The bank has also raised its inflation forecast to 1.1 per cent in 2012 and two per cent in 2013 and expects Swiss economic growth to weaken throughout 2011 due to competitive pressures on export firms resulting from the strong franc.

“While we can be satisfied with the performance of the Swiss economy, the way it has emerged out of this historic crisis, I think complacency would be the wrong attitude,” he told swissinfo.ch. “We continue to face very significant challenges.”

“The European debt problem in a number of peripheral countries in the EU continues to cast a shadow of uncertainty and risk on the Swiss economy.”

Uncertainty is “elevated in every respect” when considering the impact of turmoil in North Africa and the Middle East, as well as Japan’s earthquake, tsunami and nuclear crisis.

Hildebrand said it was important to keep an eye on potential risks as a strong Swiss franc alongside near-zero interest rates could cause distortions in Switzerland’s construction, housing and other sectors.

“Resilient” exports

Despite the strong franc, Swiss exports showed “surprising dynamism” in February to increase by around ten per cent to SFr16.5 billion ($18.3 billion), driven by sales of machinery, electronics and watches.

Hildebrand said the recent export results were “remarkably resilient” in light of the appreciation of the Swiss franc since June 2010.

Swiss firms’ diversification policy, their high-quality products and robust growth in emerging countries, as well as neighbours like Germany, explain this increase, he noted.

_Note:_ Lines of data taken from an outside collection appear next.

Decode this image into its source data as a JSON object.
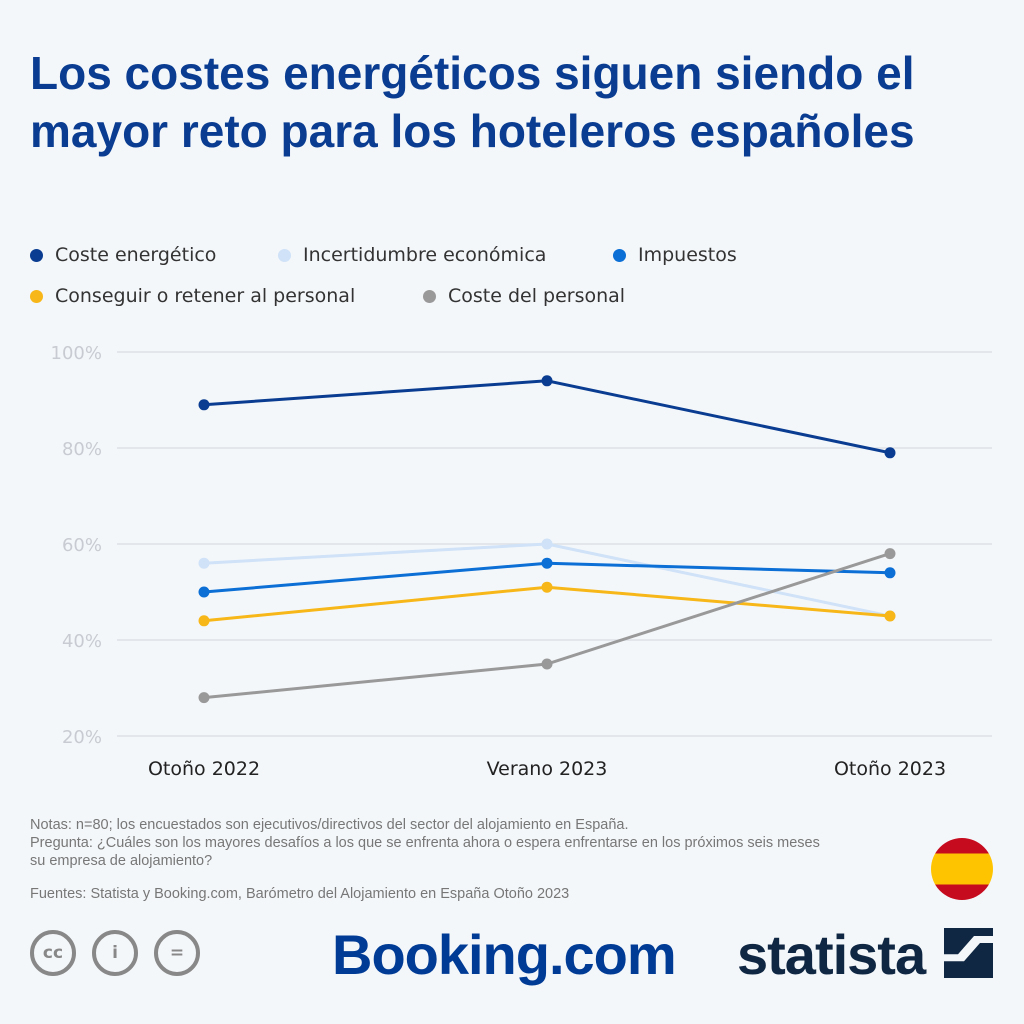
{
  "title": "Los costes energéticos siguen siendo el mayor reto para los hoteleros españoles",
  "chart_data": {
    "type": "line",
    "title": "Los costes energéticos siguen siendo el mayor reto para los hoteleros españoles",
    "categories": [
      "Otoño 2022",
      "Verano 2023",
      "Otoño 2023"
    ],
    "ylim": [
      20,
      100
    ],
    "yticks": [
      "100%",
      "80%",
      "60%",
      "40%",
      "20%"
    ],
    "ytick_values": [
      100,
      80,
      60,
      40,
      20
    ],
    "grid": true,
    "legend_position": "top",
    "series": [
      {
        "name": "Coste energético",
        "color": "#0a3d91",
        "values": [
          89,
          94,
          79
        ]
      },
      {
        "name": "Incertidumbre económica",
        "color": "#cfe2f7",
        "values": [
          56,
          60,
          45
        ]
      },
      {
        "name": "Impuestos",
        "color": "#0b6fd6",
        "values": [
          50,
          56,
          54
        ]
      },
      {
        "name": "Conseguir o retener al personal",
        "color": "#f7b718",
        "values": [
          44,
          51,
          45
        ]
      },
      {
        "name": "Coste del personal",
        "color": "#999999",
        "values": [
          28,
          35,
          58
        ]
      }
    ]
  },
  "notes": "Notas: n=80; los encuestados son ejecutivos/directivos del sector del alojamiento en España.",
  "question": "Pregunta: ¿Cuáles son los mayores desafíos a los que se enfrenta ahora o espera enfrentarse en los próximos seis meses su empresa de alojamiento?",
  "sources": "Fuentes: Statista y Booking.com, Barómetro del Alojamiento en España Otoño 2023",
  "logos": {
    "booking": "Booking.com",
    "statista": "statista",
    "license": [
      "cc",
      "by",
      "nd"
    ]
  },
  "license_labels": {
    "cc": "cc",
    "by": "i",
    "nd": "="
  }
}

“But a slowdown in growth is expected in the second-half of 2011 and Swiss exports increased less in relative terms compared with other countries,” said the SNB president.

Too big to fail proposal

Questioned about recent criticism by the rightwing Swiss People’s Party over a SFr19 billion loss in 2010 on currency interventions and a push for tighter regulation of “too-big-to-fail” banks such as UBS and Credit Suisse, Hildebrand said it was all part of the democratic process.

“It’s normal that the policy of the central bank gives rise to tough discussions,” he told journalists, while underlining the importance of the bank’s independence.

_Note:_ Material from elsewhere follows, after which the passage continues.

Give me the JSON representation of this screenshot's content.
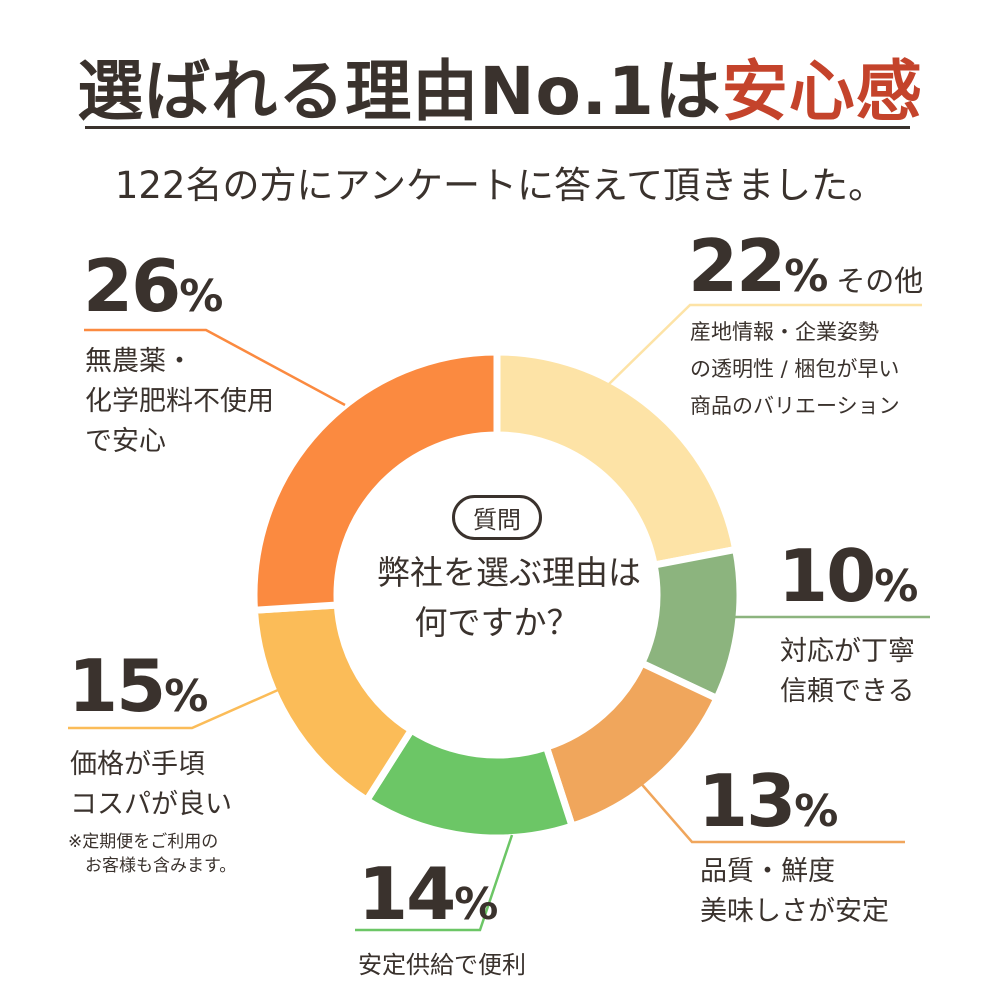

The SNB president added that he was optimistic “too-big-to-fail” proposals requiring UBS and Credit Suisse to hold twice as much capital as set out in the new Basel III standards would be adopted during the autumn parliamentary session.

Swiss political parties and industry groups are taking part this week in a consultation process but the project has not been that well received.

The right-of-centre Radical Party, the Christian Democrats, the Swiss business federation, economiesuisse, and the Swiss Banking Association all say the Swiss measures go too far.  Meanwhile, the left-of-centre Social Democratic Party wants a stricter plan and the People’s Party are calling for a totally new draft.

The government hopes parliament will adopt new rules this session and banks will then have until 2019 to adapt their internal systems and regulations.

The Swiss franc is a so-called “safe haven” currency, which means that investors and speculators buy it when other currencies, including the euro and the United States dollar, are under pressure.

  

The increasing value of the Swiss franc is a source of  great frustration for exporters because their goods are more expensive to sell outside Switzerland, particularly in the eurozone.

  

It costs around SFr1.28 to buy a euro at present. A year ago, it would have cost SFr1.48. It costs SFr0.90 to buy a dollar.

  

The Swiss National Bank has emphasised that it  does not pursue an exchange rate target, but consistently bases its monetary policy on its legal mandate.

  

This mandate stipulates that “the SNB is required to ensure price stability, while taking due account of economic developments”.